|Date(s):||December 13, 1862 to November 1, 1867|
|Location(s):||Raleigh, North Carolina|
|Tag(s):||Economy, Civil War, courts|
|Course:||“The Civil War and Reconstruction,” Juniata College|
In 1867, the Supreme Court of North Carolina presided over the case Phillips v Hooker. Five years prior, John R. Phillips set out to purchase a house and lot owned by one Mrs. Hooker. Working through an agent for Mrs. Hooker, Amos Harvey, Phillips purchased the homestead for $2500 in cash. Everything was written out in a contract notarized by L. H. Alredge. A simple, yet legally sound deed transferred the property from Mrs. Hooker to John Phillips. The only problem was, it was paid for in Confederate bank notes. This seemed perfectly fine in 1862 with the war being waged and the Confederate States holding their own against the Union forces. In 1867, after the defeat of the Confederacy and the official labeling of the CSA as treason, Confederate bank notes thought to be ‘illegal tender’. As a result, Mrs. Hooker tried to take her land back on the grounds that the contract was invalid and she had not been paid in acceptable currency. Phillips disputed this and the two found themselves before the Supreme Court of North Carolina.

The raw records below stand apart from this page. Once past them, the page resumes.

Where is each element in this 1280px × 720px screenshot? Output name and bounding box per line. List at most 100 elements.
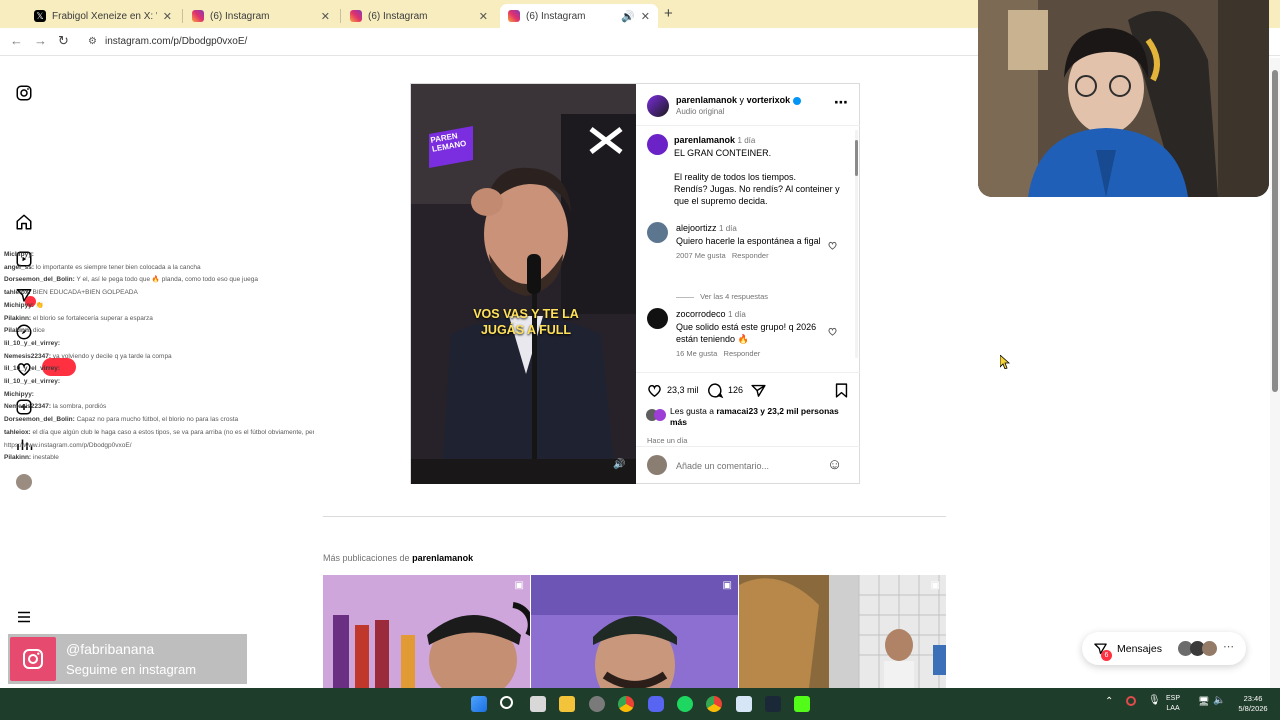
- new-tab-button[interactable]: +: [664, 5, 673, 22]
- task-view-icon[interactable]: [530, 696, 546, 712]
- scroll-thumb[interactable]: [1272, 70, 1278, 392]
- liked-by-user[interactable]: ramacai23: [716, 406, 758, 416]
- back-arrow-icon[interactable]: ←: [10, 33, 23, 48]
- spotify-icon[interactable]: [677, 696, 693, 712]
- author-link[interactable]: parenlamanok: [676, 95, 737, 105]
- tab-title: (6) Instagram: [368, 10, 428, 22]
- comment-time: 1 día: [719, 224, 737, 233]
- tray-chevron-icon[interactable]: ⌃: [1105, 696, 1113, 707]
- follow-handle: @fabribanana: [66, 641, 155, 657]
- comment-like-icon[interactable]: [827, 326, 838, 337]
- close-tab-icon[interactable]: ✕: [163, 10, 172, 23]
- comment-user[interactable]: alejoortizz: [676, 223, 717, 233]
- chat-text: inestable: [32, 454, 59, 462]
- chat-message: Pilakinn: inestable: [4, 452, 314, 465]
- audio-link[interactable]: Audio original: [676, 107, 724, 116]
- comment-user[interactable]: zocorrodeco: [676, 309, 726, 319]
- tab-frabigol[interactable]: 𝕏 Frabigol Xeneize en X: "Y si jug ✕: [26, 4, 180, 28]
- menu-hamburger-icon[interactable]: [15, 608, 33, 626]
- more-post-thumb-2[interactable]: ▣: [531, 575, 738, 688]
- forward-arrow-icon[interactable]: →: [34, 33, 47, 48]
- caption-line-2: El reality de todos los tiempos.: [674, 172, 797, 182]
- caption-user[interactable]: parenlamanok: [674, 135, 735, 145]
- site-info-icon[interactable]: ⚙: [88, 36, 97, 47]
- reel-icon: ▣: [514, 580, 524, 591]
- comment-input[interactable]: [676, 458, 816, 474]
- windows-start-icon[interactable]: [471, 696, 487, 712]
- tab-title: Frabigol Xeneize en X: "Y si jug: [52, 10, 157, 22]
- view-replies-row[interactable]: Ver las 4 respuestas: [676, 292, 776, 301]
- sound-icon[interactable]: 🔊: [613, 459, 625, 470]
- file-explorer-icon[interactable]: [559, 696, 575, 712]
- chat-text: lo importante es siempre tener bien colo…: [35, 263, 201, 271]
- chat-text: 👏: [35, 301, 44, 309]
- chat-text: el blorio se fortalecería superar a espa…: [32, 314, 153, 322]
- close-tab-icon[interactable]: ✕: [641, 10, 650, 23]
- more-options-icon[interactable]: ⋯: [834, 94, 848, 111]
- comment-likes[interactable]: 2007 Me gusta: [676, 251, 726, 260]
- emoji-icon[interactable]: ☺: [827, 456, 842, 473]
- close-tab-icon[interactable]: ✕: [479, 10, 488, 23]
- caption-avatar[interactable]: [647, 134, 668, 155]
- url-field[interactable]: instagram.com/p/Dbodgp0vxoE/: [105, 36, 247, 47]
- volume-icon[interactable]: 🔈: [1213, 695, 1225, 706]
- tab-instagram-1[interactable]: (6) Instagram ✕: [184, 4, 338, 28]
- tab-instagram-2[interactable]: (6) Instagram ✕: [342, 4, 496, 28]
- more-post-thumb-3[interactable]: ▣: [739, 575, 946, 688]
- microphone-icon[interactable]: 🎙: [1148, 695, 1161, 706]
- more-posts-user[interactable]: parenlamanok: [412, 553, 473, 563]
- chrome-icon[interactable]: [618, 696, 634, 712]
- like-icon[interactable]: [646, 382, 663, 399]
- tab-instagram-active[interactable]: (6) Instagram 🔊 ✕: [500, 4, 658, 28]
- comment-icon[interactable]: [707, 382, 724, 399]
- post-sidebar: parenlamanok y vorterixok Audio original…: [636, 84, 860, 484]
- speaker-icon[interactable]: 🔊: [621, 10, 635, 23]
- bookmark-icon[interactable]: [834, 382, 849, 399]
- mouse-cursor-icon: [1000, 355, 1010, 369]
- chat-text: el día que algún club le haga caso a est…: [32, 428, 314, 436]
- close-tab-icon[interactable]: ✕: [321, 10, 330, 23]
- tray-app-icon[interactable]: [1126, 696, 1136, 706]
- webcam-overlay: [978, 0, 1269, 197]
- page-scrollbar[interactable]: [1270, 58, 1280, 688]
- app-icon[interactable]: [589, 696, 605, 712]
- author-avatar[interactable]: [647, 95, 669, 117]
- profile-avatar[interactable]: [16, 474, 32, 490]
- chat-username: lil_10_y_el_virrey:: [4, 339, 61, 347]
- instagram-logo-icon[interactable]: [15, 84, 33, 102]
- network-icon[interactable]: 🖥: [1198, 696, 1209, 707]
- comments-count[interactable]: 126: [728, 385, 743, 395]
- reload-icon[interactable]: ↻: [58, 33, 69, 49]
- reply-button[interactable]: Responder: [732, 251, 769, 260]
- comment-like-icon[interactable]: [827, 240, 838, 251]
- share-icon[interactable]: [750, 382, 767, 399]
- steam-icon[interactable]: [765, 696, 781, 712]
- chrome-active-icon[interactable]: [706, 696, 722, 712]
- comments-scrollbar[interactable]: [855, 130, 858, 358]
- instagram-post: PAREN LEMANO VOS VAS Y TE LA JUGÁS A FUL…: [410, 83, 860, 484]
- view-replies-link[interactable]: Ver las 4 respuestas: [700, 292, 768, 301]
- post-header: parenlamanok y vorterixok Audio original…: [636, 84, 860, 126]
- search-icon[interactable]: [500, 696, 513, 709]
- messages-button[interactable]: 6 Mensajes ⋯: [1082, 632, 1246, 665]
- thumb-image: [739, 575, 946, 688]
- discord-icon[interactable]: [648, 696, 664, 712]
- comment-likes[interactable]: 16 Me gusta: [676, 349, 717, 358]
- comment-avatar[interactable]: [647, 308, 668, 329]
- home-icon[interactable]: [15, 213, 33, 231]
- reply-button[interactable]: Responder: [724, 349, 761, 358]
- taskbar-clock[interactable]: 23:46 5/8/2026: [1228, 694, 1278, 714]
- language-indicator[interactable]: ESP LAA: [1166, 694, 1180, 714]
- post-video[interactable]: PAREN LEMANO VOS VAS Y TE LA JUGÁS A FUL…: [411, 84, 636, 484]
- kick-icon[interactable]: [794, 696, 810, 712]
- liked-by-avatars: [646, 408, 666, 426]
- post-caption: parenlamanok 1 día EL GRAN CONTEINER. El…: [674, 134, 844, 207]
- more-post-thumb-1[interactable]: ▣: [323, 575, 530, 688]
- notepad-icon[interactable]: [736, 696, 752, 712]
- instagram-badge-icon: [10, 637, 56, 681]
- chat-message: Michipyy: 👏: [4, 300, 314, 313]
- collab-link[interactable]: vorterixok: [747, 95, 791, 105]
- comment-avatar[interactable]: [647, 222, 668, 243]
- likes-count[interactable]: 23,3 mil: [667, 385, 699, 395]
- taskbar: ⌃ 🎙 🖥 🔈: [0, 688, 1280, 720]
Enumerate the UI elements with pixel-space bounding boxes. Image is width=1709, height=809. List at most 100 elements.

The question the Court had to discuss was the validity of the transaction using rebel currency. Did the rebel bank notes hold real value or were they worthless prints from a defunct government? In a way, they were both. The bank notes, at their height, could exchange a dollar of gold for under two dollars. By putting the Confederate bank note to the gold standard, it allowed for quick exchange and transaction, while also backing the notes in a currency useable in any part of the world (provided the bank in question actually had the gold to back it up). With the defeat of the Confederate States of America, the “Confederate” banks no longer existed so the notes became relatively worthless. Became being the operative word. From 1861 until the end of the war, the Confederate bank note was legal tender in any of the Confederate States and could be used for taxes and other exchanges within the Confederacy. After that, the United States had to take stock on the Confederate bank notes and allowed exchanges for Union greenbacks in certain situations, like in New Orleans, after the war had ended. That said, the Confederate notes themselves were never actually declared illegal; rather, they were lumped together with the legislation nullifying contracts that attempted to aid the rebellion. This legal condition appeared in the Supreme Court’s decision: “The Convention was prompt to declare that the rebellion and everything in aid of it was illegal. And it declared void all contracts which were in aid of it; but it did not declare void all contracts, the consideration of which were Confederate treasury notes.” As Phillips’s exchange with Mrs. Hooker did not aid the Rebellion’s cause and was just a land transfer, it remained in effect. The Court ruled in favor of Phillips.